As a child Elizabeth never stopped trying to win her mother’s affection:
“I was always cooking and cleaning and painting and wallpapering, trying to be liked by being helpful ... But it also made me very resilient as a person. When I grew up I went into therapy and this was very helpful because it made me realise that I was not the problem. It also taught me how to deal with it.
“I believe that being the favourite turned her into someone who was both avaricious and mean. Although my parents were so good to her, she didn’t take care of them in their old age.
“She lacks compassion and empathy and has no sense of gratitude because she thinks she is entitled to everything.

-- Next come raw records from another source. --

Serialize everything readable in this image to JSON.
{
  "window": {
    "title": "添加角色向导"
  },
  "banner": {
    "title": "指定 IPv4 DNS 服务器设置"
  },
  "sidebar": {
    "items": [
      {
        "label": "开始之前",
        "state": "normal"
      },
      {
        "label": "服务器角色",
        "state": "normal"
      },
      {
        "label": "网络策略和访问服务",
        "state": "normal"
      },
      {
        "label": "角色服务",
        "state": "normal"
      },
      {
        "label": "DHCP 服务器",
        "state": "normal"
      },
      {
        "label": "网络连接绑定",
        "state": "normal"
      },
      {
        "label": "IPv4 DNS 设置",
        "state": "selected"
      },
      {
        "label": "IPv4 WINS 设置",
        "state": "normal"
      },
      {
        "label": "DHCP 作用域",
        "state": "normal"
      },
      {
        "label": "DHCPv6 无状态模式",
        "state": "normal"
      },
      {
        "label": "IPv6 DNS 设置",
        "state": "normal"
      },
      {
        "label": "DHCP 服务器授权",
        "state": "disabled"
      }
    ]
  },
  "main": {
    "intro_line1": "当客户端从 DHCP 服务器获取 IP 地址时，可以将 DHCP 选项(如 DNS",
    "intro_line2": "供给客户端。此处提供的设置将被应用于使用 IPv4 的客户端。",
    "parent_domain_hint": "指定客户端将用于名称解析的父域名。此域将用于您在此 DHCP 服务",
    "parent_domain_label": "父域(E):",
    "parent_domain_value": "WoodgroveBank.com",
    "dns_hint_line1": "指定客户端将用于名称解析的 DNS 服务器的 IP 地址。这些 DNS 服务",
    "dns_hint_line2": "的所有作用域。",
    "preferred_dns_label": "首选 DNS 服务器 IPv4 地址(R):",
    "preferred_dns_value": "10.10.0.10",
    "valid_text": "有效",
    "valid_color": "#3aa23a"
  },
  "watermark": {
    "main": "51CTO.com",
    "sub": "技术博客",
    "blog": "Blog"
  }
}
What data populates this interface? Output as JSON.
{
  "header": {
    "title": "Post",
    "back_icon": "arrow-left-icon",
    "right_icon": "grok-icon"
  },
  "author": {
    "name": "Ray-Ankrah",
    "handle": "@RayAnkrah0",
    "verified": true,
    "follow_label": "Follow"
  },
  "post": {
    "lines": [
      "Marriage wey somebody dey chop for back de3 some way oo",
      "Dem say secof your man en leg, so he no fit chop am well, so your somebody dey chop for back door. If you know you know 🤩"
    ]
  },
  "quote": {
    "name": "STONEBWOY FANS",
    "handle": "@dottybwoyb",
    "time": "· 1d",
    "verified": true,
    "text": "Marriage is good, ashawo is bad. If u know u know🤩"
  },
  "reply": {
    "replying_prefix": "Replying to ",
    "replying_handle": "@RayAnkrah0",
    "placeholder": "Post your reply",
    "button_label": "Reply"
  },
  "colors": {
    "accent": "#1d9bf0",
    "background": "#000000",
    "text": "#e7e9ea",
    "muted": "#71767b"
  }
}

“When our parents died, Valerie got nearly everything, including their house. The boys got whatever was left over. I got nothing. I wasn’t even mentioned in the will. But I have fabulous friends and a great career and a smashing husband who is always there for me, and fabulous kids who did very well and are all happily married and very successful in their own lives. I think I did better in the long run!”
* Not her real name
The favouritism in Terry Prone’s family was, she observes, a mild background music to a happy childhood.
Prone’s older sister Hilary was their dad’s favourite, while Terry became very close to their mum, who, she recalls was deeply supportive of her.
“I think it was Einstein who said that a man with the unequivocal support of his mother can do anything — I felt that! But she knew what I was capable of and didn’t tolerate slacking. But it is important to say that favouritism wasn’t an issue. It was a kind of background music.
“I was born happy and if anything made me supported and have good self-esteem, it was Hilary in school.
“Hilary presented me as if she was a concert promoter and as if I was a genius and a star. Which is rare among siblings. Dunno why Hil was dad’s favourite. I never questioned it.”
Her sister, says Prone, is extremely generous, fiercely clever — “with millions of degrees” — and very kind.